A família Guppy nasceu diretamente das necessidades da corrida espacial norte-americana. Segundo a NASA, o primeiro Pregnant Guppy permitiu reduzir de 18 a 25 dias por barca para aproximadamente 18 horas o transporte de determinadas cargas de grandes dimensões destinadas ao programa Apollo. O Super Guppy ampliou posteriormente essa capacidade logística.
Ao longo das décadas, aeronaves Guppy apoiaram programas como Gemini, Apollo, Skylab e a Estação Espacial Internacional. Mais recentemente, o Super Guppy Turbine da NASA transportou estruturas relacionadas ao Orion e ao Space Launch System, incluindo adaptadores e componentes que simplesmente não caberiam em cargueiros convencionais.

Quais números mostram o tamanho do Super Guppy?
A versão atualmente utilizada pela NASA mede aproximadamente 43,8 metros de comprimento e possui envergadura de 47,6 metros.
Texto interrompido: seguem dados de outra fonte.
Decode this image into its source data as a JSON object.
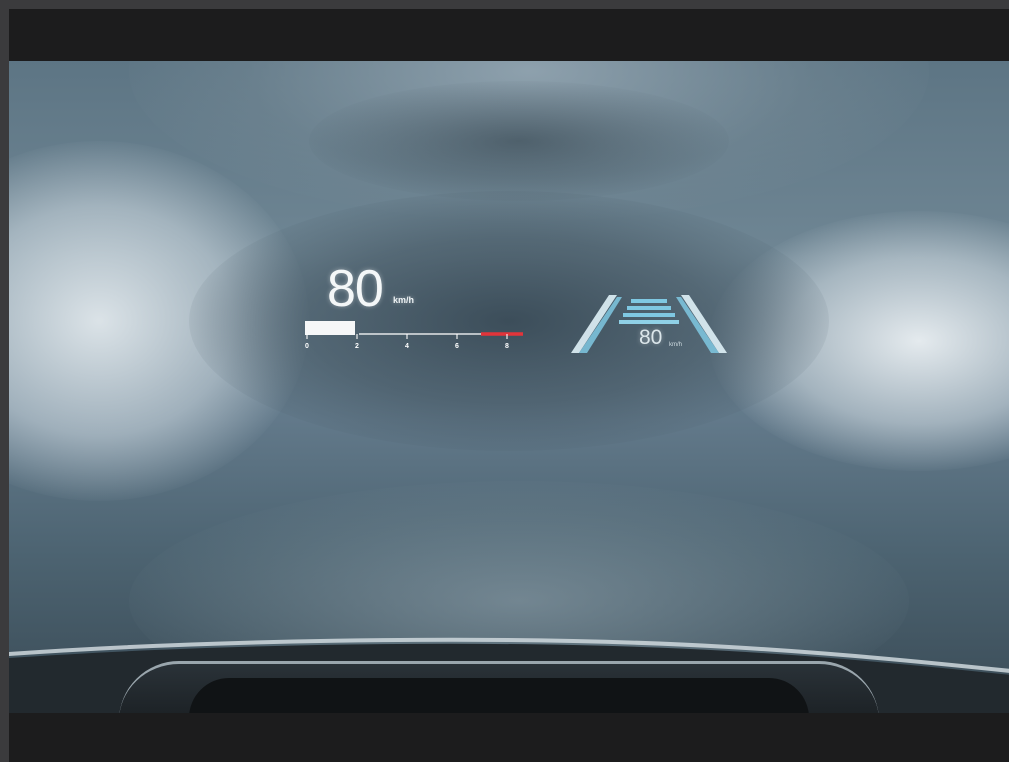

Apesar da fuselagem gigantesca, sua velocidade de cruzeiro é relativamente modesta, próxima de 400 km/h, consequência de uma aeronave concebida principalmente para transportar volumes incomuns, e não para velocidade ou eficiência aerodinâmica extrema.
A própria NASA mantém uma página dedicada às especificações e à história da aeronave, destacando que poucas aeronaves conseguem rivalizar com suas dimensões internas.
| Característica | Valor aproximado | Função |
|---|---|---|
| Comprimento | 43,8 m | Dimensão total da aeronave |
| Envergadura | 47,6 m | Distância entre as pontas das asas |
| Porão | 33,8 × 7,6 × 7,6 m | Recebe cargas superdimensionadas |
| Abertura frontal | 110° | Libera acesso direto ao compartimento |
Por que esse cargueiro continua útil mesmo depois de tantas décadas?
A aeronave atualmente utilizada pela NASA é um Super Guppy Turbine adquirido em 1997 após operar com a Airbus, que empregou exemplares da família no transporte de grandes seções de fuselagem do A300 pela Europa. A NASA continuou usando o modelo porque sua combinação de volume interno e acesso frontal permanece rara.
Seu desenho peculiar, portanto, não é apenas uma extravagância estética. A enorme fuselagem foi moldada em torno de uma necessidade logística específica: fazer objetos gigantes voarem sem desmontá-los em partes menores. Décadas depois da corrida espacial, essa mesma característica ainda permite movimentar hardware aeronáutico e espacial que desafia os limites físicos de aviões convencionais.